25 mars 2002 - Seul le prononcé fait foi
Interview de M. Jacques Chirac, Président de la République et candidat à l'élection présidentielle 2002, au "Républicain lorrain" le 25 mars 2002, sur ses propositions en matière de sécurité.
RÉPUBLICAIN LORRAIN : - Les sondages montrent que les Français ont du mal à faire la différence entre votre programme et celui de Lionel Jospin. A quoi attribuez-vous cela ?
JACQUES CHIRAC : - Le temps du débat démocratique ne fait que commencer. Vous verrez que bientôt chacun fera la différence entre les projets. Sur la sécurité, par exemple. C'est pour moi un véritable préalable sans lequel rien ne serait possible. Ceux qui, pour des raisons politiques et idéologiques, ont refusé de regarder le problème en face depuis cinq ans ont perdu toute crédibilité. Je propose des juges de proximité pour appliquer des sanctions rapides, justes et efficaces£ des centres fermés pour éloigner les multirécidivistes des lieux de leurs agressions£ des groupements opérationnels d'intervention dans les régions pour démanteler les réseaux mafieux qui mettent des quartiers entiers en coupe réglée, et deux grandes lois de programmation, l'une pour la justice, l'autre pour la police et la gendarmerie, car l'Etat a besoin de moyens supplémentaires pour faire face à ces défis.

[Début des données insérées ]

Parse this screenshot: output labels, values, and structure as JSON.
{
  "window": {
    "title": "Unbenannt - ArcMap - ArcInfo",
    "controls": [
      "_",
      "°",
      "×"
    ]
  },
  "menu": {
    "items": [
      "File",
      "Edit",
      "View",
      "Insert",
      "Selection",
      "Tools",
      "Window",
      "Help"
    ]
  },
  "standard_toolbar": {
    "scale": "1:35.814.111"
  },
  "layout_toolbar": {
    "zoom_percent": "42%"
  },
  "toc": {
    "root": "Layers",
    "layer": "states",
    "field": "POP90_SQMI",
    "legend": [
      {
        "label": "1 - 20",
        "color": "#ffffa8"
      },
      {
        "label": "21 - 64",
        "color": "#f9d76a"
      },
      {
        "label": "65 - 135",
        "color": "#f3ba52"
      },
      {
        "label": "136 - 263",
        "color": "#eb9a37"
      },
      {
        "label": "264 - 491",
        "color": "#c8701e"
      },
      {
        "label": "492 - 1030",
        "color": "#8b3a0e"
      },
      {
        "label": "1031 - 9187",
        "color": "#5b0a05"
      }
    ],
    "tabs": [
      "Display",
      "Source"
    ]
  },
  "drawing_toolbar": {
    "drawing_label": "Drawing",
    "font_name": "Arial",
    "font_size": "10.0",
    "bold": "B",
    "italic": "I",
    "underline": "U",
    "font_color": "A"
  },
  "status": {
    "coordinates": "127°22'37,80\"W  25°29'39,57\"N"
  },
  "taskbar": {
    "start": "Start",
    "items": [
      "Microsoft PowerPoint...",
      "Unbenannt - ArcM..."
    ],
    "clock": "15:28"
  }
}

Je propose aussi une ambition dynamique pour la croissance et l'emploi. La baisse des impôts et des charges qui sont inscrits dans mon projet, les autres candidats ne les proposent pas et, par conséquent, ils ne les feront pas.
Et je propose aussi une Charte pour l'environnement, afin d'imposer à toutes les autorités publiques les principes de précaution et de prévention face aux risques£ un contrat sans charges pour les jeunes, car les emplois jeunes de demain seront des emplois en entreprises£ l'allocation unique pour l'accueil des jeunes enfants, que la mère travaille ou non£ l'assouplissement négocié des 35 heures, pour que tous les Français qui veulent gagner plus puissent travailler plus£ la réforme des retraites, si longtemps différée par manque de courage... Vraiment, croyez-moi, les différences ne manquent pas.
R: - L'utilisation de leur famille par les candidats ne traduit-elle pas, à sa manière, l'appauvrissement du débat politique ?
J: - Je ne partage pas cette analyse. Pour ma part, depuis que j'ai annoncé ma candidature, j'ai souhaité placer ma campagne sous le signe du débat d'idées et des propositions. Ce qu'attendent les Français à l'occasion de ce grand débat démocratique, c'est une vision de la France et un projet pour les Français.
R: - Comment réagissez-vous devant le nombre grandissant d'actes criminels qui impliquent des jeunes s'inspirant d'images de télévision mêlant hyperviolence, horreur et sexe ?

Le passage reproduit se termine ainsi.